NCI-60 Example Workflow
Overview¶
This tutorial demonstrates how Geneweaver's tools can play a part in data science workflows relating to finding and organizing genomic data.
The workflow demonstrated here loosely follows the statiscal workflow presented in section 12.5.4 in An Introduction to Statistical Learning with Applications in R (ISLR).
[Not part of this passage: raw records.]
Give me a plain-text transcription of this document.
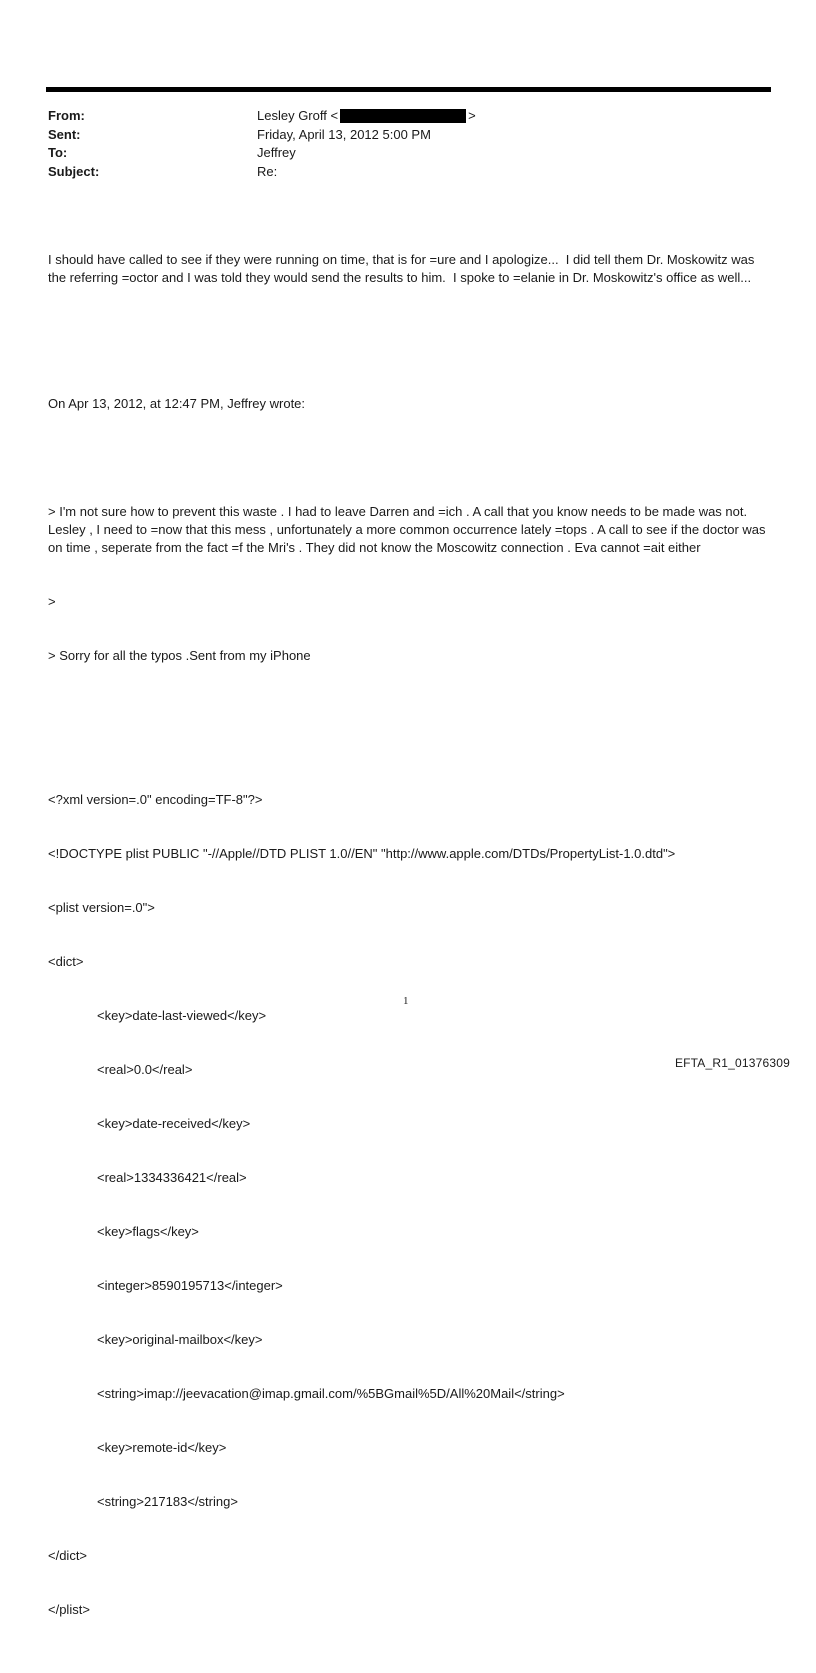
From:	Lesley Groff <	>
Sent:	Friday, April 13, 2012 5:00 PM
To:	Jeffrey
Subject:	Re:

I should have called to see if they were running on time, that is for =ure and I apologize...  I did tell them Dr. Moskowitz was the referring =octor and I was told they would send the results to him.  I spoke to =elanie in Dr. Moskowitz's office as well...

On Apr 13, 2012, at 12:47 PM, Jeffrey wrote:

> I'm not sure how to prevent this waste . I had to leave Darren and =ich . A call that you know needs to be made was not. Lesley , I need to =now that this mess , unfortunately a more common occurrence lately =tops . A call to see if the doctor was on time , seperate from the fact =f the Mri's . They did not know the Moscowitz connection . Eva cannot =ait either

>

> Sorry for all the typos .Sent from my iPhone

<?xml version=.0" encoding=TF-8"?>

<!DOCTYPE plist PUBLIC "-//Apple//DTD PLIST 1.0//EN" "http://www.apple.com/DTDs/PropertyList-1.0.dtd">

<plist version=.0">

<dict>

<key>date-last-viewed</key>

<real>0.0</real>

<key>date-received</key>

<real>1334336421</real>

<key>flags</key>

<integer>8590195713</integer>

<key>original-mailbox</key>

<string>imap://jeevacation@imap.gmail.com/%5BGmail%5D/All%20Mail</string>

<key>remote-id</key>

<string>217183</string>

</dict>

</plist>

1
EFTA_R1_01376309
Install Required Packages¶
This tutorial depends on the geneweaver-client
library, as well as scikit-learn
, matplotlib
, and scipy
. Installing geneweaver-client
will also install the pandas
and numpy
packages.
If you are running this in Google CoLab, matplotlib
and scipy
should be pre-installed.
If you have already downloaded geneweaver-client
, you will need to make sure you have version 0.2.0a0
or higher.
!pip install geneweaver-client
!pip install scikit-learn
Initialize the Example Dataset¶
The geneweaver-client
package comes with example datasets to help you get started. This tutorial will use a dataset from NCI-60 cancer dataset so as to align with the exercises found in Chapter 12.5.4 in An Introduction to Statistical Learning (ISLR).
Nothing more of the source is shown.